After 55-days under lockdown, Rome is cautiously entering “phase 2” and the city has never felt more like an outdoor museum – on display for only a few spectators to enjoy until travel restrictions are lifted. Famous sites like the Pantheon and Trevi Fountain are empty, with no tour groups or street vendors to be found, while bicycles have replaced cars on the quiet city streets.
Rome these days is truly a sight to behold: I’m both overjoyed to embrace my city after two months indoors, and uneasy to see its piazzas so empty. It feels like a movie set, a majestic city that exists in a parallel universe – the bright sunshine and warm days keep the scenes from feeling apocalyptic, but the shuttered businesses is a reminder of difficult days to come.
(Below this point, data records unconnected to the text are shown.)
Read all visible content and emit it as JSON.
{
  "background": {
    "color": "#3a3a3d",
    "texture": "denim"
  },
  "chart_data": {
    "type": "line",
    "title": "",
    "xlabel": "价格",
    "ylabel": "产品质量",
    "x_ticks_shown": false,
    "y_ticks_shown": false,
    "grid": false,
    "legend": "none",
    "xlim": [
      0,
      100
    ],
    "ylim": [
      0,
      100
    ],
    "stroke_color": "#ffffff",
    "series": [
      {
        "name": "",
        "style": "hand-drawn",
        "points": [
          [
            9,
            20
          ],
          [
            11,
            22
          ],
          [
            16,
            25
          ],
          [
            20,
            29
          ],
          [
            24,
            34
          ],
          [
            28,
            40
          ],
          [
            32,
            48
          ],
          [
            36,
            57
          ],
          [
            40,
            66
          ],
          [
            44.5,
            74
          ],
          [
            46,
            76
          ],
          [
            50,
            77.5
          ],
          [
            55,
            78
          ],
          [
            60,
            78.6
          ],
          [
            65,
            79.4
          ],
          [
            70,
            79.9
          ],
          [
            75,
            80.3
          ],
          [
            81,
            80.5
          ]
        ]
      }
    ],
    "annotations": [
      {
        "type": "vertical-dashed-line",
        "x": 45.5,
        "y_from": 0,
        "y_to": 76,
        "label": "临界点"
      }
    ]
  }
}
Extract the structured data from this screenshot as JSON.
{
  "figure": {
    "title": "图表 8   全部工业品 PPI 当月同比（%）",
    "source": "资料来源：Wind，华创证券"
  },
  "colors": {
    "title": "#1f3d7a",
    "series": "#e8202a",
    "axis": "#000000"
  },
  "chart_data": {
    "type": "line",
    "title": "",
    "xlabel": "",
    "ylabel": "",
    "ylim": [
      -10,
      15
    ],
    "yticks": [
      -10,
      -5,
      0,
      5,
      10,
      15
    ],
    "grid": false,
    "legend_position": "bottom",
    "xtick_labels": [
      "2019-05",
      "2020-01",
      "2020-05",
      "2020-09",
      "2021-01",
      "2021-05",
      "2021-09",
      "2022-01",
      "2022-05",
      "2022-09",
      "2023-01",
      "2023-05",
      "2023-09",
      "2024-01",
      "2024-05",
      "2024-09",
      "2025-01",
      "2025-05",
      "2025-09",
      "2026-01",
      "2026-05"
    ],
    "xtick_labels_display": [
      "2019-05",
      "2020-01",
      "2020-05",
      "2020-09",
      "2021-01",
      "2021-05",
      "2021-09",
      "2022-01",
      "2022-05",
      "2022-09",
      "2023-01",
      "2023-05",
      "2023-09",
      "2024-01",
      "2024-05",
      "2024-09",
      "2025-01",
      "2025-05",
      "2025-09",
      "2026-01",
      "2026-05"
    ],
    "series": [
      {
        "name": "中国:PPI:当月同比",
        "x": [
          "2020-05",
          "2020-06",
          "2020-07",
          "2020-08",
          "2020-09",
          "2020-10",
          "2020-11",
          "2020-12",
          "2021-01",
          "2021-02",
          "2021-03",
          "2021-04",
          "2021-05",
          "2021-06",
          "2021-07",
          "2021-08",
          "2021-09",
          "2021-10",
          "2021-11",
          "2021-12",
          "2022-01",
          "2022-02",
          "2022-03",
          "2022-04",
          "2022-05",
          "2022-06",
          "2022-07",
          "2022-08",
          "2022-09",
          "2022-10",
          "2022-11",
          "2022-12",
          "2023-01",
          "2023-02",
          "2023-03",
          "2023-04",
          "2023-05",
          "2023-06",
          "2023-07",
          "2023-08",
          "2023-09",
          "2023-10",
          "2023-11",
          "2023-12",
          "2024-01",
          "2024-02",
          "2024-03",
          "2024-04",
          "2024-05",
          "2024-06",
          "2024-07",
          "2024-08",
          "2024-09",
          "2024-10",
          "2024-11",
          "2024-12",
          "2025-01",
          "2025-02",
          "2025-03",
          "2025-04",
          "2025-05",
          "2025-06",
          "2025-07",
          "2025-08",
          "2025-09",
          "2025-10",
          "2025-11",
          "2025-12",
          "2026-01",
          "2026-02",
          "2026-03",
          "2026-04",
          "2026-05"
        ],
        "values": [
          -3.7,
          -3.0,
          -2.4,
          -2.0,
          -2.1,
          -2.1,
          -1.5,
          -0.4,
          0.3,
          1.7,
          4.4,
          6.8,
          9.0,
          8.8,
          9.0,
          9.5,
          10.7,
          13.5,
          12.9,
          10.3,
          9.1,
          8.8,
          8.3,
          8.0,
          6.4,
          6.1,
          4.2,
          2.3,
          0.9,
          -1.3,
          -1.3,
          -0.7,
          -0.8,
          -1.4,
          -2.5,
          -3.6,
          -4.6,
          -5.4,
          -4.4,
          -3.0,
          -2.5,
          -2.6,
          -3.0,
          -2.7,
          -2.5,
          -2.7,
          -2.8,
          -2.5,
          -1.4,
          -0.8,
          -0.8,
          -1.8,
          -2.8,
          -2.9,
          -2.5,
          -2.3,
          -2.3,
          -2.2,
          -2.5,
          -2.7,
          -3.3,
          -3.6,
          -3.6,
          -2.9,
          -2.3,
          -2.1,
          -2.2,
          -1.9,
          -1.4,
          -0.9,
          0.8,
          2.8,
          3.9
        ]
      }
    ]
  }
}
Because outdoor tables lined with checkered tablecloths, and sidewalk cafes where businessmen linger to soak in the fresh air, are as much a fixture of the city as the cobblestone streets and peeling patina walls. For now, these signs of life have been replaced by takeaway coffee in plastic cups and staggered lines of people outside of pharmacies and supermarkets.
But with spring in full swing, it’s hard not to feel hopeful about the future. We may have missed wisteria season but the bougainvillea and jasmine have taken over the city, while grass is pushing its way through the cobblestones in Piazza Navona: I can’t think of a more poetic metaphor to prove nature will always find a way forward.
Rome has endured many moments of joy and despair over the past 28 centuries and this situation, too, will one day become just another chapter in its long and illustrious history.